The anti-hunger advocates have been meeting in Washington since Sunday and are lobbying on Capitol Hill today.

Stabenow said she was “so proud” of House Agriculture Committee Democrats who voted “overwhelmingly” if not universally against the Republican-written farm bill that the committee approved recently. Stabenow was referring to the four House Democrats who voted to approve the bill.



Stabenow told the advocates the No. 1 focus of their lobbying had to be that Congress cannot take money from SNAP for “big farm subsidies or anything else.”

The House bill, Stabenow said, “took almost $30 billion from SNAP and gave a 70% increase to the biggest farmers.”

Stabenow was referring to a provision in the House Republican bill that would require all future rewrites of the Thrifty Food Plan on which SNAP benefits are based to be “budget neutral.” The Congressional Budget Office has said the provision would save $27 billion over 10 years. That budget authority could be used for other purposes. The draft written by House Agriculture Committee Chairman Glenn “GT” Thompson, R-Pa., would use $12 billion to $16 billion for other nutrition provisions while the rest would increase spending for agricultural trade promotion and specialty crop programs.

Stabenow’s reference to a 70% increase for the biggest farmers is a reference to another provision in the House bill that would raise the reference prices for commodity subsidies so that farmers could get payments when prices fall to higher levels than in the past.

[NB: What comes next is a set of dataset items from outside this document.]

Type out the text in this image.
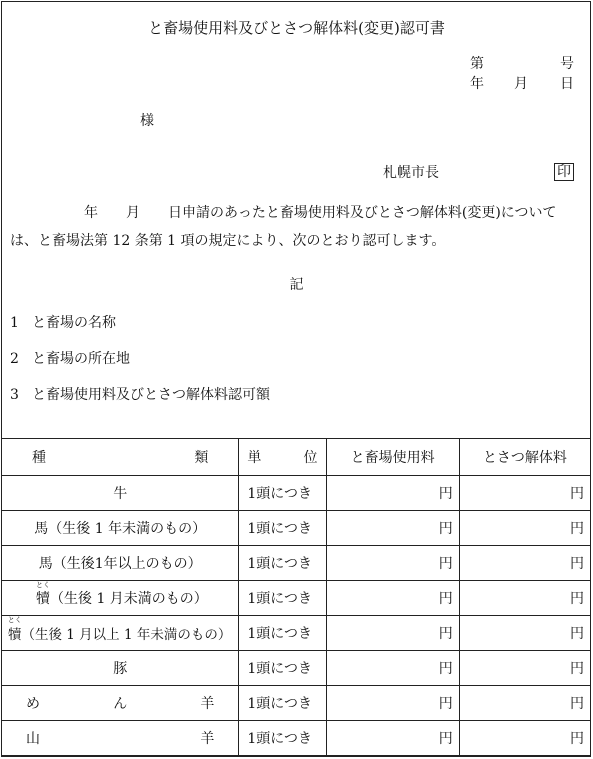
と畜場使用料及びとさつ解体料(変更)認可書
第	号
年 月 日
様
札幌市長	印
年　　月　　日申請のあったと畜場使用料及びとさつ解体料(変更)について
は、と畜場法第 12 条第 1 項の規定により、次のとおり認可します。
記
1 と畜場の名称
2 と畜場の所在地
3 と畜場使用料及びとさつ解体料認可額
種 類	単 位	と畜場使用料	とさつ解体料
牛	1頭につき	円	円
馬（生後 1 年未満のもの）	1頭につき	円	円
馬（生後1年以上のもの）	1頭につき	円	円

とく
犢（生後 1 月未満のもの）	1頭につき	円	円

とく
犢（生後 1 月以上 1 年未満のもの）	1頭につき	円	円
豚	1頭につき	円	円

め ん 羊	1頭につき	円	円

山 羊	1頭につき	円	円
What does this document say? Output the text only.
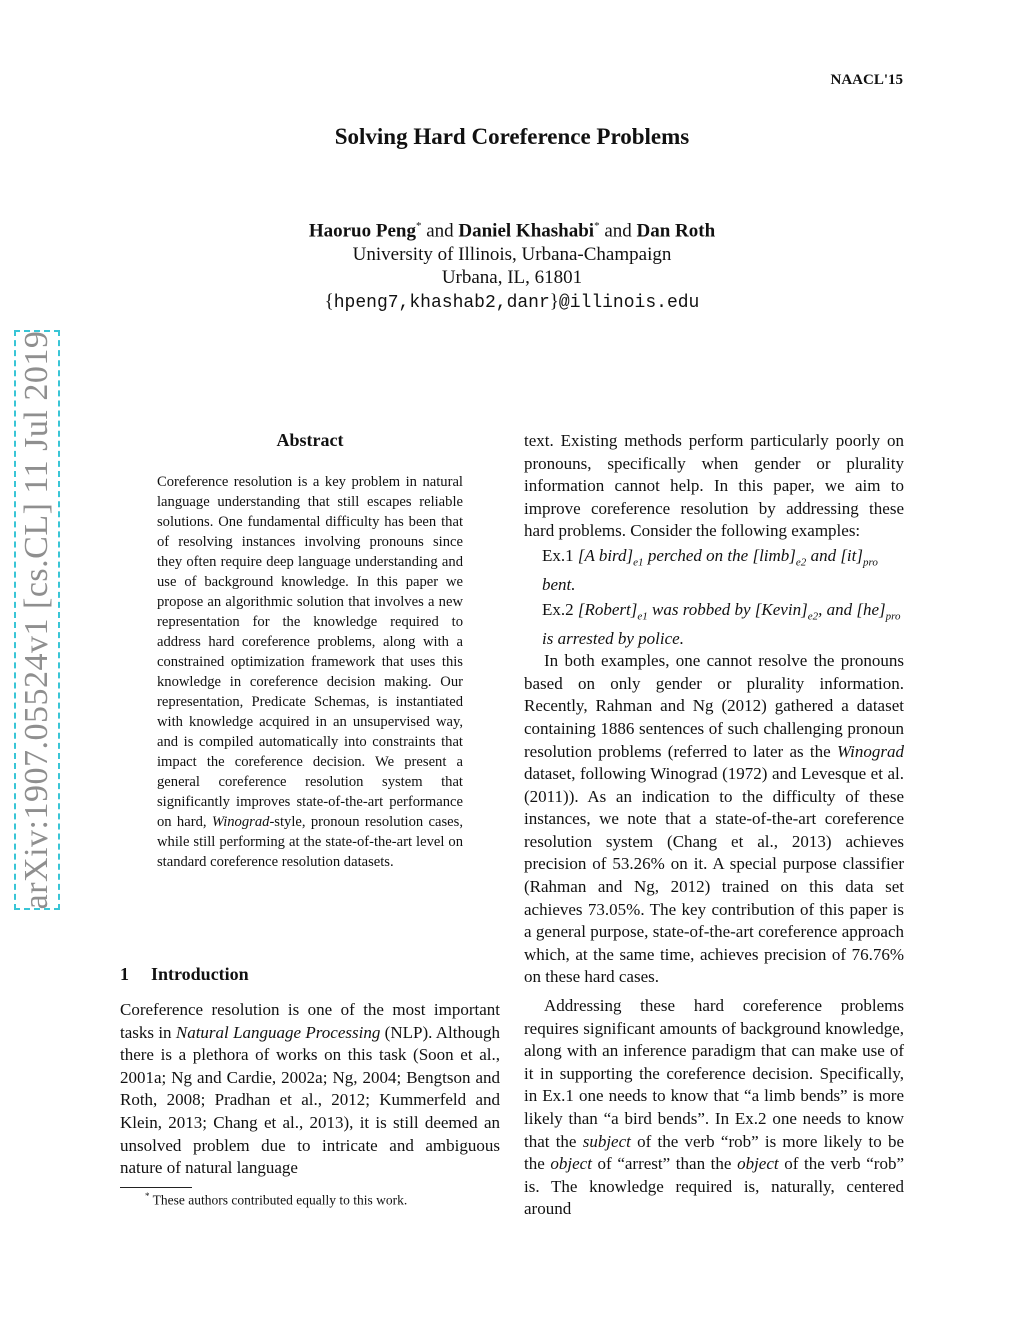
NAACL'15
Solving Hard Coreference Problems
Haoruo Peng* and Daniel Khashabi* and Dan Roth
University of Illinois, Urbana-Champaign
Urbana, IL, 61801
{hpeng7,khashab2,danr}@illinois.edu
arXiv:1907.05524v1 [cs.CL] 11 Jul 2019	Abstract
Coreference resolution is a key problem in natural language understanding that still escapes reliable solutions. One fundamental difficulty has been that of resolving instances involving pronouns since they often require deep language understanding and use of background knowledge. In this paper we propose an algorithmic solution that involves a new representation for the knowledge required to address hard coreference problems, along with a constrained optimization framework that uses this knowledge in coreference decision making. Our representation, Predicate Schemas, is instantiated with knowledge acquired in an unsupervised way, and is compiled automatically into constraints that impact the coreference decision. We present a general coreference resolution system that significantly improves state-of-the-art performance on hard, Winograd-style, pronoun resolution cases, while still performing at the state-of-the-art level on standard coreference resolution datasets.
1 Introduction
Coreference resolution is one of the most important tasks in Natural Language Processing (NLP). Although there is a plethora of works on this task (Soon et al., 2001a; Ng and Cardie, 2002a; Ng, 2004; Bengtson and Roth, 2008; Pradhan et al., 2012; Kummerfeld and Klein, 2013; Chang et al., 2013), it is still deemed an unsolved problem due to intricate and ambiguous nature of natural language
* These authors contributed equally to this work.

text. Existing methods perform particularly poorly on pronouns, specifically when gender or plurality information cannot help. In this paper, we aim to improve coreference resolution by addressing these hard problems. Consider the following examples:

Ex.1 [A $bird]_{e1}$ perched on the $[\lim b]_{e2}$ and $[it]_{pro}$ bent.
Ex.2 $[Robert]_{e1}$ was robbed by $[Kevin]_{e2}$, and $[he]_{pro}$ is arrested by police.

In both examples, one cannot resolve the pronouns based on only gender or plurality information. Recently, Rahman and Ng (2012) gathered a dataset containing 1886 sentences of such challenging pronoun resolution problems (referred to later as the Winograd dataset, following Winograd (1972) and Levesque et al. (2011)). As an indication to the difficulty of these instances, we note that a state-of-the-art coreference resolution system (Chang et al., 2013) achieves precision of 53.26% on it. A special purpose classifier (Rahman and Ng, 2012) trained on this data set achieves 73.05%. The key contribution of this paper is a general purpose, state-of-the-art coreference approach which, at the same time, achieves precision of 76.76% on these hard cases.

Addressing these hard coreference problems requires significant amounts of background knowledge, along with an inference paradigm that can make use of it in supporting the coreference decision. Specifically, in Ex.1 one needs to know that “a limb bends” is more likely than “a bird bends”. In Ex.2 one needs to know that the subject of the verb “rob” is more likely to be the object of “arrest” than the object of the verb “rob” is. The knowledge required is, naturally, centered around
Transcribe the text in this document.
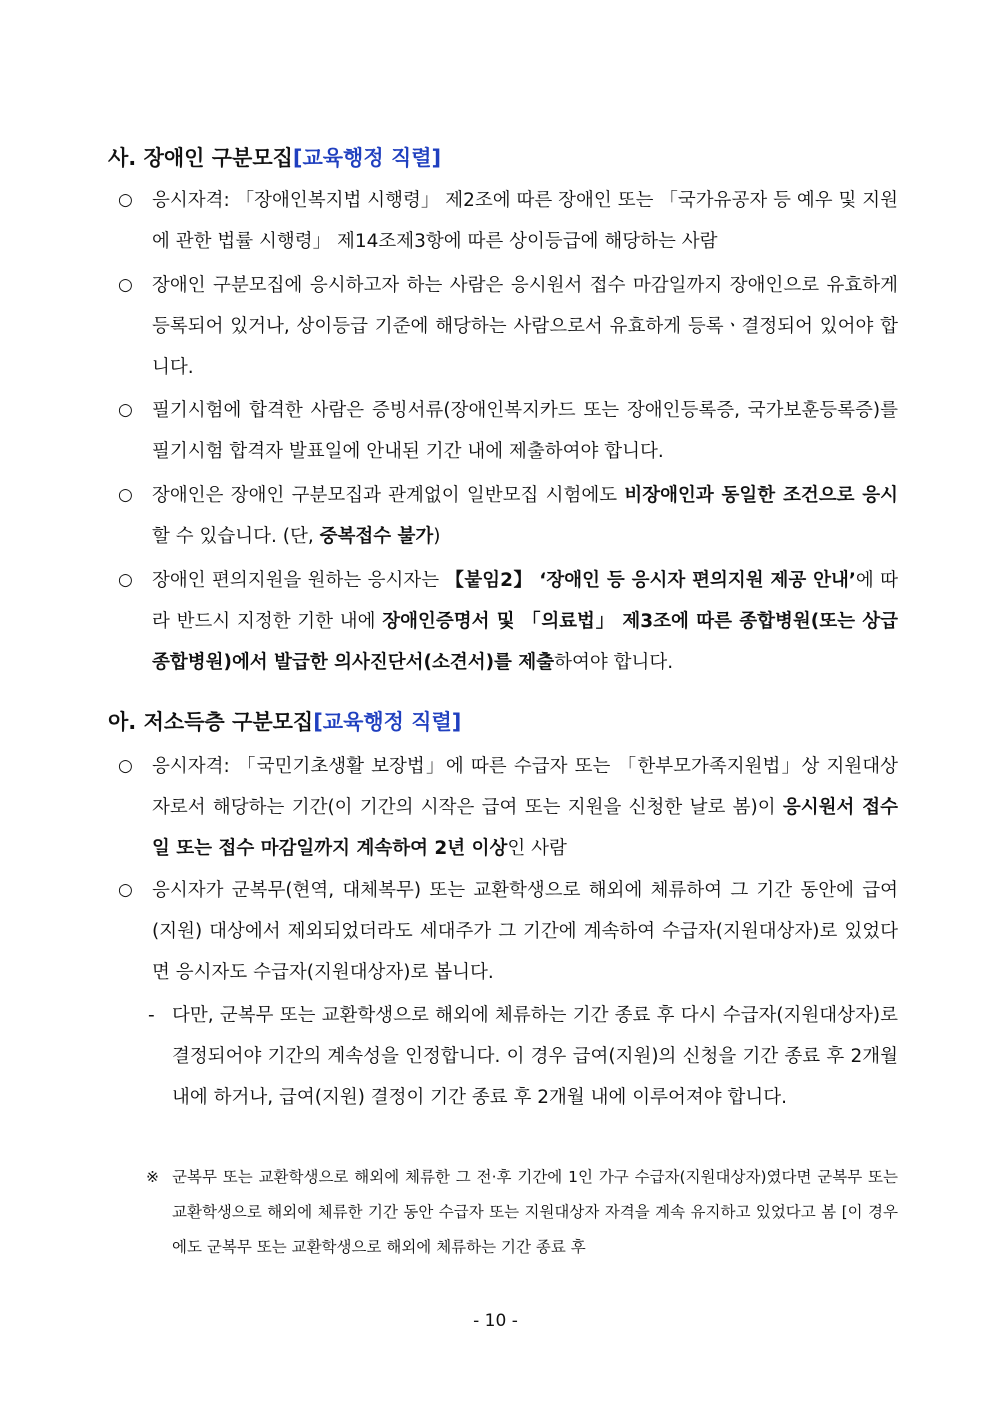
사. 장애인 구분모집[교육행정 직렬]
○ 응시자격: 「장애인복지법 시행령」 제2조에 따른 장애인 또는 「국가유공자 등 예우 및 지원에 관한 법률 시행령」 제14조제3항에 따른 상이등급에 해당하는 사람
○ 장애인 구분모집에 응시하고자 하는 사람은 응시원서 접수 마감일까지 장애인으로 유효하게 등록되어 있거나, 상이등급 기준에 해당하는 사람으로서 유효하게 등록ㆍ결정되어 있어야 합니다.
○ 필기시험에 합격한 사람은 증빙서류(장애인복지카드 또는 장애인등록증, 국가보훈등록증)를 필기시험 합격자 발표일에 안내된 기간 내에 제출하여야 합니다.
○ 장애인은 장애인 구분모집과 관계없이 일반모집 시험에도 비장애인과 동일한 조건으로 응시할 수 있습니다. (단, 중복접수 불가)
○ 장애인 편의지원을 원하는 응시자는 【붙임2】 ‘장애인 등 응시자 편의지원 제공 안내’에 따라 반드시 지정한 기한 내에 장애인증명서 및 「의료법」 제3조에 따른 종합병원(또는 상급종합병원)에서 발급한 의사진단서(소견서)를 제출하여야 합니다.
아. 저소득층 구분모집[교육행정 직렬]
○ 응시자격: 「국민기초생활 보장법」에 따른 수급자 또는 「한부모가족지원법」상 지원대상자로서 해당하는 기간(이 기간의 시작은 급여 또는 지원을 신청한 날로 봄)이 응시원서 접수일 또는 접수 마감일까지 계속하여 2년 이상인 사람
○ 응시자가 군복무(현역, 대체복무) 또는 교환학생으로 해외에 체류하여 그 기간 동안에 급여(지원) 대상에서 제외되었더라도 세대주가 그 기간에 계속하여 수급자(지원대상자)로 있었다면 응시자도 수급자(지원대상자)로 봅니다.
- 다만, 군복무 또는 교환학생으로 해외에 체류하는 기간 종료 후 다시 수급자(지원대상자)로 결정되어야 기간의 계속성을 인정합니다. 이 경우 급여(지원)의 신청을 기간 종료 후 2개월 내에 하거나, 급여(지원) 결정이 기간 종료 후 2개월 내에 이루어져야 합니다.
※ 군복무 또는 교환학생으로 해외에 체류한 그 전·후 기간에 1인 가구 수급자(지원대상자)였다면 군복무 또는 교환학생으로 해외에 체류한 기간 동안 수급자 또는 지원대상자 자격을 계속 유지하고 있었다고 봄 [이 경우에도 군복무 또는 교환학생으로 해외에 체류하는 기간 종료 후
- 10 -
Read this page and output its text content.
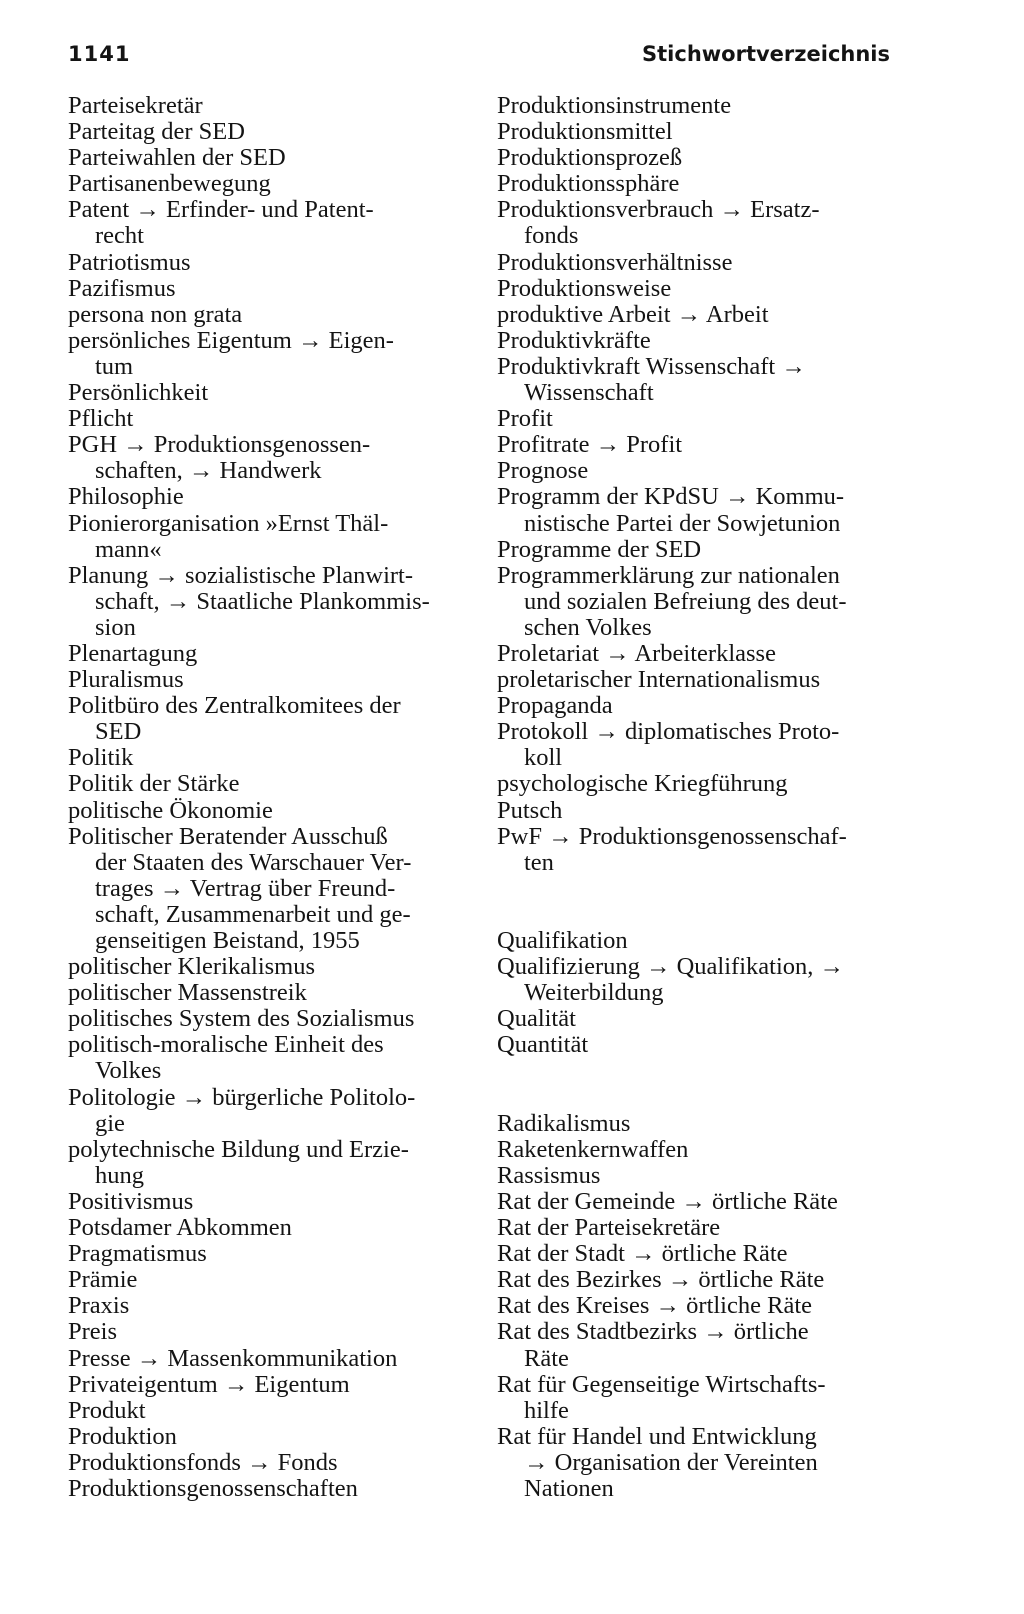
1141	Stichwortverzeichnis
Parteisekretär
Parteitag der SED
Parteiwahlen der SED
Partisanenbewegung
Patent → Erfinder- und Patent-
recht
Patriotismus
Pazifismus
persona non grata
persönliches Eigentum → Eigen-
tum
Persönlichkeit
Pflicht
PGH → Produktionsgenossen-
schaften, → Handwerk
Philosophie
Pionierorganisation »Ernst Thäl-
mann«
Planung → sozialistische Planwirt-
schaft, → Staatliche Plankommis-
sion
Plenartagung
Pluralismus
Politbüro des Zentralkomitees der
SED
Politik
Politik der Stärke
politische Ökonomie
Politischer Beratender Ausschuß
der Staaten des Warschauer Ver-
trages → Vertrag über Freund-
schaft, Zusammenarbeit und ge-
genseitigen Beistand, 1955
politischer Klerikalismus
politischer Massenstreik
politisches System des Sozialismus
politisch-moralische Einheit des
Volkes
Politologie → bürgerliche Politolo-
gie
polytechnische Bildung und Erzie-
hung
Positivismus
Potsdamer Abkommen
Pragmatismus
Prämie
Praxis
Preis
Presse → Massenkommunikation
Privateigentum → Eigentum
Produkt
Produktion
Produktionsfonds → Fonds
Produktionsgenossenschaften
Produktionsinstrumente
Produktionsmittel
Produktionsprozeß
Produktionssphäre
Produktionsverbrauch → Ersatz-
fonds
Produktionsverhältnisse
Produktionsweise
produktive Arbeit → Arbeit
Produktivkräfte
Produktivkraft Wissenschaft →
Wissenschaft
Profit
Profitrate → Profit
Prognose
Programm der KPdSU → Kommu-
nistische Partei der Sowjetunion
Programme der SED
Programmerklärung zur nationalen
und sozialen Befreiung des deut-
schen Volkes
Proletariat → Arbeiterklasse
proletarischer Internationalismus
Propaganda
Protokoll → diplomatisches Proto-
koll
psychologische Kriegführung
Putsch
PwF → Produktionsgenossenschaf-
ten
Qualifikation
Qualifizierung → Qualifikation, →
Weiterbildung
Qualität
Quantität
Radikalismus
Raketenkernwaffen
Rassismus
Rat der Gemeinde → örtliche Räte
Rat der Parteisekretäre
Rat der Stadt → örtliche Räte
Rat des Bezirkes → örtliche Räte
Rat des Kreises → örtliche Räte
Rat des Stadtbezirks → örtliche
Räte
Rat für Gegenseitige Wirtschafts-
hilfe
Rat für Handel und Entwicklung
→ Organisation der Vereinten
Nationen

Farm leaders have said the current rates are out of date because both commodity prices and input costs have risen. Stabenow noted that farmers who do not have the “base acres” on which farmers get subsidies would not have access to the program. Stabenow has said she wants to be sure farmers of all types and sizes have access to subsidized crop insurance and other farm programs.

Stabenow said the House GOP farm bill plan is “outrageous.”

“You’re going to tell them that today, right?” Stabenow said to the anti-hunger advocates. She received a round of applause.

“Most importantly what we do is draw a red line: We are not going backwards on SNAP,” Stabenow said, adding that it took 50 years to get an update to SNAP benefits based on what nutritionists and science reports say about what people should be eating.

The next update to the Thrifty Food Plan would increase benefits only 2% to 2.5%, she said.

Stabenow said, “I want farmers of all types to get risk management support, but we are not going to turn our backs on the people most vulnerable, many of whom need a little bit of help for a little bit of time to go on and be successful.”

Reps. Alma Adams, D-N.C.,; Jahana Hayes, D-Conn.; and Jim McGovern, D-Mass., also spoke at the conference.

Adams said that messages about hunger “fell on ears that didn’t want to hear.”

Hayes said, “I did not come to Congress to starve children, and I won’t vote for a bill that does that.”

McGovern told the advocates to make sure that they ask the four Democrats who voted for the GOP bill whether they will side with the rest of the Democrats and vote against it if it comes to the House floor.